Nicolas Sarkozy n’a jamais caché son mépris de l’ordre militaire. Mais qu’on ne s’y trompe pas : il ne s’agit en rien d’un « antimilitarisme de droite ». Sarkozy cherche à convertir l’armée française à la multiplication des interventions extérieures dans le cadre de la « guerre sans limites » et d’un alignement sur la politique étrangère des États-Unis. Ce qui ne va pas sans heurter l’institution militaire, historiquement acquise à la droite traditionnelle.
La guerre de tranchées entre la haute hiérarchie militaire et Sarkozy s’est déclenchée à l’occasion des travaux de la commission du Livre blanc sur la défense et la sécurité nationale, qui consacre la fusion des deux domaines. Le Livre blanc opte pour le renforcement de l’opérationnel – les soldats et les matériels au front – aux dépens du soutien – la logistique arrière. Ce cap vise à faciliter les « interventions » à l’étranger, privilégiant les aspects tactiques sur la vision stratégique. L’envoi de renforts français dans les zones sensibles du bourbier afghan en est l’illustration, à l’heure où les renseignements français considèrent la situation sur place comme une « impasse militaire totale et durable ». Bref, le Livre blanc crédite une doctrine très atlantiste et « technophile ».
Cette inflexion, que confirme le retour de la France au sein du commandement intégré de l’Otan, n’est pas pour plaire à une armée fière de son indépendance et de sa souveraineté, qui se retrouvait pleinement dans les réticences de Chirac face à la « guerre sans limites » et à l’intervention en Irak.

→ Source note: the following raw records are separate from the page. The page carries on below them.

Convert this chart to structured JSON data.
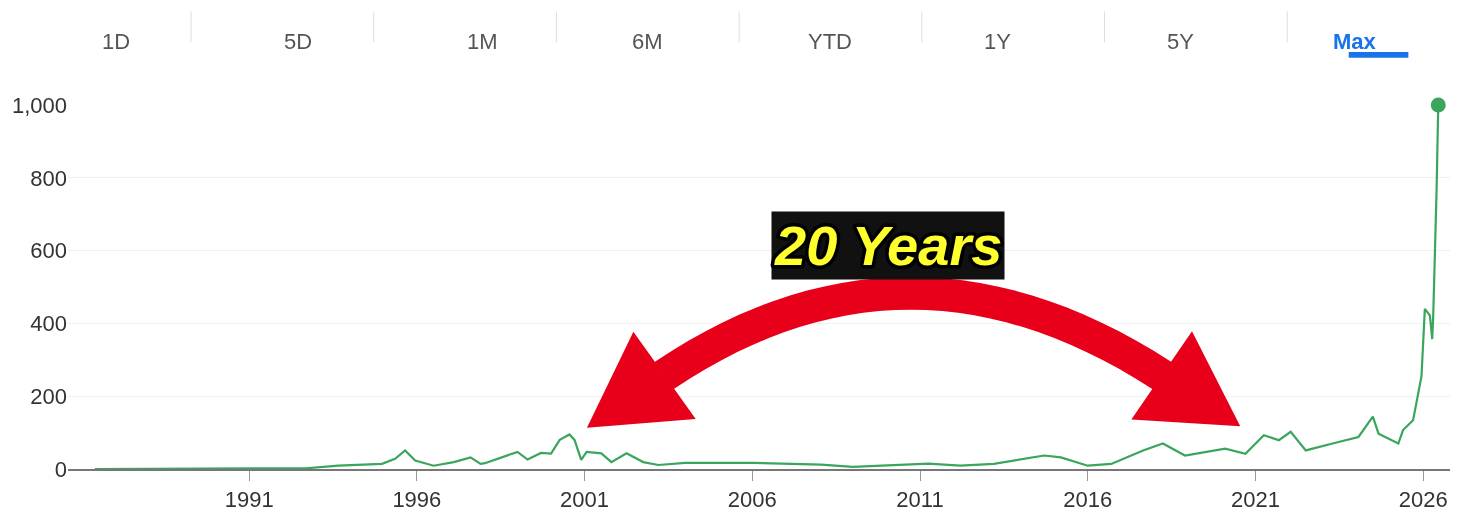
{
  "chart_data": {
    "type": "line",
    "annotations": [
      "1D",
      "5D",
      "1M",
      "6M",
      "YTD",
      "1Y",
      "5Y",
      "Max",
      "20 Years"
    ],
    "x": [
      1986.4,
      1992.7,
      1993.66,
      1994.96,
      1995.35,
      1995.65,
      1995.95,
      1996.5,
      1997.1,
      1997.6,
      1997.9,
      1998.03,
      1999.0,
      1999.3,
      1999.7,
      2000.0,
      2000.26,
      2000.55,
      2000.7,
      2000.9,
      2001.06,
      2001.5,
      2001.8,
      2002.25,
      2002.75,
      2003.2,
      2004.0,
      2006.05,
      2008.05,
      2009.0,
      2011.25,
      2012.2,
      2013.2,
      2014.7,
      2015.2,
      2016.0,
      2016.7,
      2017.65,
      2018.24,
      2018.9,
      2020.1,
      2020.7,
      2021.25,
      2021.7,
      2022.05,
      2022.5,
      2023.3,
      2024.07,
      2024.5,
      2024.67,
      2025.26,
      2025.4,
      2025.7,
      2025.95,
      2026.05,
      2026.2,
      2026.27,
      2026.3,
      2026.4,
      2026.45
    ],
    "series": [
      {
        "color": "#3aa55c",
        "values": [
          0,
          2,
          9,
          14,
          28,
          51,
          23,
          9,
          19,
          32,
          14,
          16,
          47,
          26,
          44,
          42,
          80,
          95,
          80,
          25,
          47,
          43,
          19,
          43,
          19,
          11,
          17,
          17,
          12,
          6,
          15,
          9,
          14,
          37,
          32,
          9,
          14,
          51,
          70,
          37,
          56,
          42,
          93,
          79,
          102,
          51,
          70,
          88,
          144,
          97,
          70,
          107,
          134,
          255,
          440,
          422,
          357,
          422,
          765,
          1000
        ]
      },
      {
        "type": "scatter",
        "color": "#3aa55c",
        "x": [
          2026.45
        ],
        "values": [
          1000
        ],
        "marker": "circle"
      }
    ],
    "xlim": [
      1985.6,
      2026.8
    ],
    "xticks": [
      1991,
      1996,
      2001,
      2006,
      2011,
      2016,
      2021,
      2026
    ],
    "ylim": [
      0,
      1000
    ],
    "yticks": [
      0,
      200,
      400,
      600,
      800,
      {
        "value": 1000,
        "label": "1,000"
      }
    ],
    "grid": "y",
    "marker": "none",
    "line_style": "solid"
  }
}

À cela, s’ajoute la réorganisation des armées, qui supprime 54 000 postes de militaires en six ans, même si les moyens continueront d’augmenter.
L’autre raison du conflit tient à la méthode sarkozyste. Déjà, sans attendre les conclusions du Livre blanc, le chef de l’État avait pris une série de décisions (diminution de la force aérienne stratégique, fermeture de bases aériennes, renforts en Afghanistan, création de la base d’Abou Dhabi), suscitant la démission des membres socialistes de la commission, pour qui tout était déjà plié. Et pour cause : selon Jean Guisnel du Point, le président de la commission désignée par Sarkozy, Jean-Claude Mallet, réunissait ses conseillers, régulièrement et secrètement, afin d’élaborer un travail parallèle à sa propre commission !
Dans ce contexte, dès le lendemain de l’intervention de Sarkozy présentant les conclusions du Livre blanc, un groupe d’officiers généraux et supérieurs, le groupe « Surcouf », sous couvert d’anonymat, a fait part de ses critiques dans une tribune adressée au Figaro. Se sentant pris en défaut, Sarkozy a mis la DST sur l’affaire – rien de moins –, déclenchant une chasse aux sorcières dénoncée par l’ensemble du corps militaire.
Autre sujet de discorde, le chef suprême des armées n’hésite pas à s’affranchir des contraintes de sa fonction. En voyage au Liban, il ne rend pas visite aux troupes françaises. Le 30 juin, après le drame de Carcassonne, il traite le chef d’état-major de l’armée de terre, Bruno Cuche, comme un moins que rien : « Vous êtes des amateurs ! Vous n’êtes pas des professionnels. » Désavoué, Cuche a immédiatement présenté sa démission, première du genre pour un militaire de ce rang depuis 25 ans. Loin de vouloir apaiser la situation, le 14 juillet, Sarkozy n’a pas pris le temps de se déplacer, comme de coutume, au ministère de la Défense. Un nouvel affront, de la part d’un président au plus bas dans les sondages…
Fort de quelques opportunistes sentant le vent tourner, le chef de l’État compte éradiquer l’une des dernières poches de contestation, à droite, de la rupture dont il se revendique. Mais l’armée n’est pas la police nationale et, avec l’annonce des détails de la réorganisation de la Défense nationale, les crispations ne sont pas près de s’arrêter.